Review of exhibition 'Game On' at the Barbican, until 15 September and transfers to the Museum of Scotland, Edinburgh, in October
The 'Game On' exhibition, an exploration of the culture and history of videogames, is very timely. It comes at the start of a new wave of consolidation in the games console industry. Microsoft's X-Box and Nintendo's Game Cube have just been launched in Britain, where they will be pitched against Sony's PlayStation 2.
At the 'Game On' exhibition it is the 200 playable games, dating from the 1970s right up to the new X-Box and Game Cube, which steal the show. Although the exhibition is grouped into 16 sections, covering different aspects of gaming, almost every room has several consoles or cabinet-style video games to play with. This is a hands-on exhibition aimed at fans of video games.
One thing that is apparent from this exhibition is that, despite the hype that accompanies the launch of new consoles, there are strong elements of continuity since the first commercial games developed in 1971. Most games fall into simple categories (racing games, shooting games, flight simulators, etc) and follow well established patterns of play. The massive advances in computing power have merely increased the realism, complexity and speed of the games. It is also clear that, although they may claim to offer escapism, most computer games reflect the capitalist society they are produced in. Much has been made of the violence of most games, but this exhibition also demonstrates the sexism of many games. For example, in the popular Tomb Raider series of games the main character, Lara Croft, has gradually changed shape over the years to assume ever more ridiculous supermodel proportions.
Nestling among the games are a number of art installations, most of them parodying computer games. 'Insert Coin' by Mark Dean is particularly good. It shows video footage from recent wars with a rotating disk, rather like a coin, superimposed and a looped sample of the Nico song 'I'll be your mirror' playing. As well as being eerie, it manages to capture some of the horror of war, while also reflecting the way that recent wars have been presented like computer games on our television screens. The other installations are much less inventive. 'Alien Invasion' is interesting as it tries to examine the media portrayal of immigration.
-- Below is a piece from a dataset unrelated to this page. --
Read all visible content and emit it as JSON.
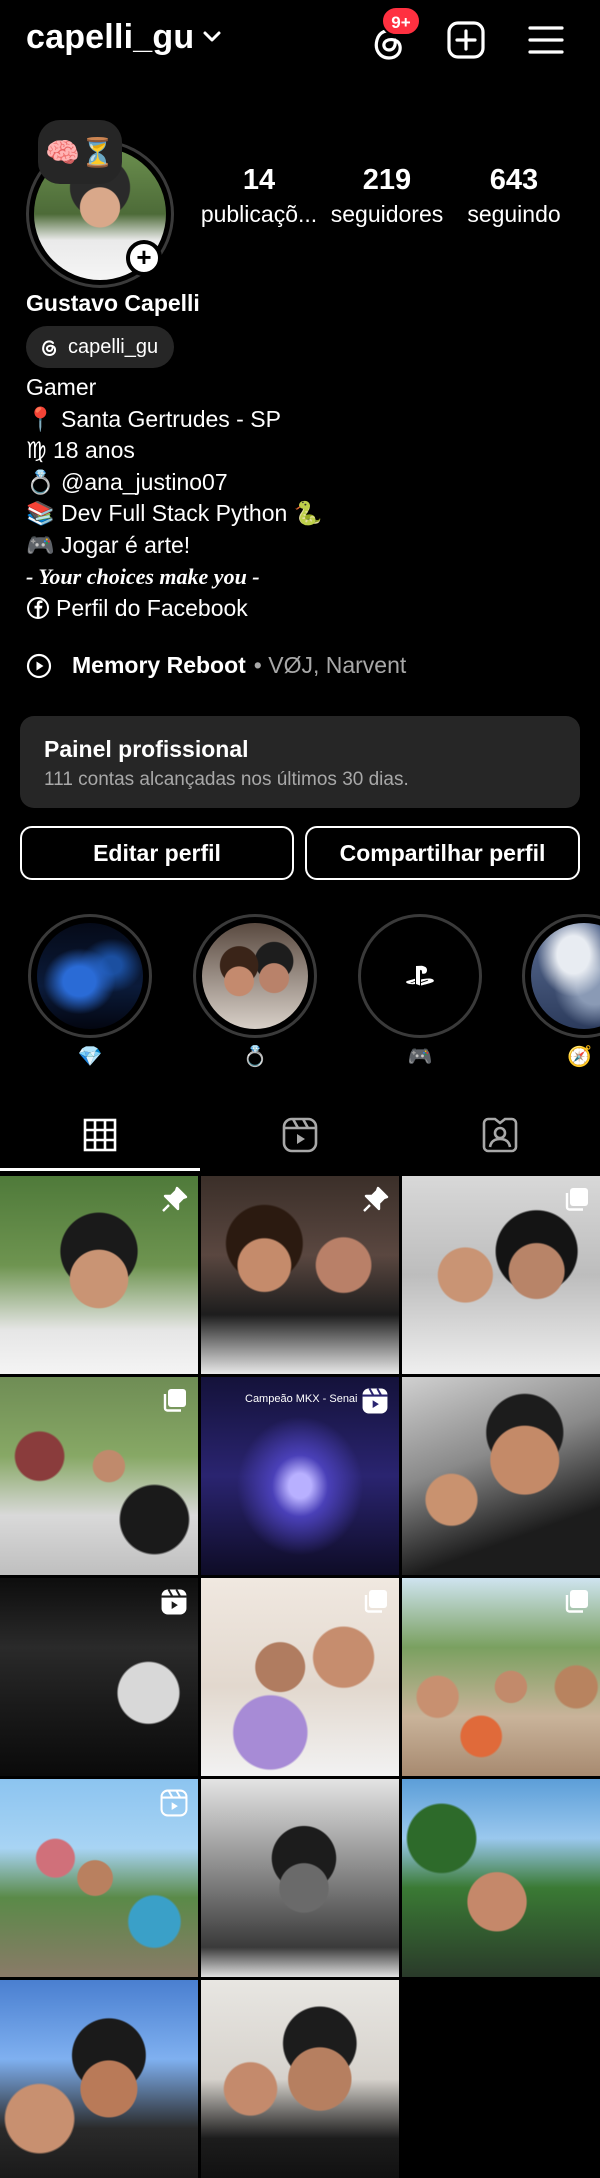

It takes the classic 'Space Invaders' game and replaces the alien space ships with rows of identical caricatured black and Asian faces. Unfortunately, as well as being a rather heavy-handed attempt at satire, this is also unoriginal--parodies of 'Space Invaders' have been around as long as home computers.
One other factor in the development of the games industry, which is touched on but not really developed in this exhibition, is the convergence between forms of popular culture. Today's games usually feature film-like sequences linking together the action. A few, like 'Tomb Raider' or 'Resident Evil', have been made into movies. Increasingly the soundtracks for games are custom produced by leading musicians or will use existing hits. The influences go the other way too, with movies like The Matrix modelled on the style of computer games. Underlying this trend is both the increase in computing power and the cross-media consolidation taking place in the entertainment world. Companies like Sony or AOL Time-Warner now have a stake in the film, computing and music industries.
Sadly, the wider importance of gaming--the massive economic growth and consolidation of the market, the portrayal of women in computer games and so on-are not emphasised enough in this exhibition. Yet it is a fascinating museum and showcase of video games, which the enthusiast will greatly enjoy.